Danone and Wahaha said today (30 September) that they have agreed to end their dispute, after Danone agreed to ditch its 51% stake in the two companies' Chinese joint venture.

With allegations of copycat production and lengthy, not to mention costly, legal battles, it is a tale that contains some of the worst nightmares for western companies seeking partners in emerging markets.

There is already evidence that the Wahaha dispute has influenced Danone's strategy in these markets.

The French food and soft drinks giant announced in April that it would pursue growth in India, another key emerging market, on its own. The firm said it was pulling out of a turbulent 13-year joint venture with India's Wadia Group and would seek to grow its business "autonomously" in the country.

Having had its fingers singed, Danone appears sceptical about working with 'local' partners in emerging markets.

From the Wahaha side, it is clear the company believes the dispute with Danone could jeopardise the confidence of foreign investors in China.

China's Government took part in the peace talks between the two companies and its obsession with presenting a friendly face to outside investors is stamped all over today's official Wahaha statement.

"China is an open country. Chinese people are broad-minded people. Chinese companies are willing to cooperate and grow with the world's leading peers on the basis of equality and reciprocal benefit," chimed Wahaha Group chairman Zong Qinhou.

The statement is reminiscent of China's strenuous efforts to deny claims of "economic nationalism" after officials blocked Coca-Cola Co's takeover of Huiyuan Juice Group.

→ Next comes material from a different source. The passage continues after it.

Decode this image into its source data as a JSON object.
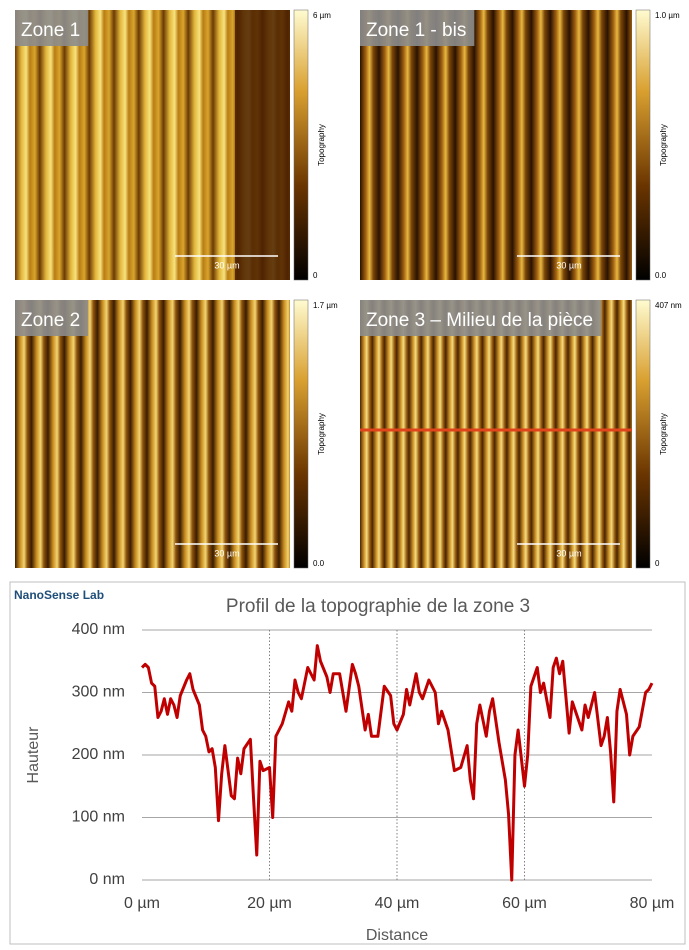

In the end, companies are not going to turn their backs on so-called 'emerging markets' - the clue, of course, is in the name.

Danone today reiterated its "longstanding commitment" to China. Shortly before Coca-Cola Co was bounced out of the Huiyuan deal, it announced a three-year US$2bn investment plan for China, which is now the soft drinks giant's third largest market in the world by volume.

Multinational drinks companies cannot afford to be absent from the likes of India, China, Russia and Brazil, because of the growth opportunities those countries hold.

But, the Wahaha example will not be lost on those who operate in such markets and it may lead some to rethink their approach.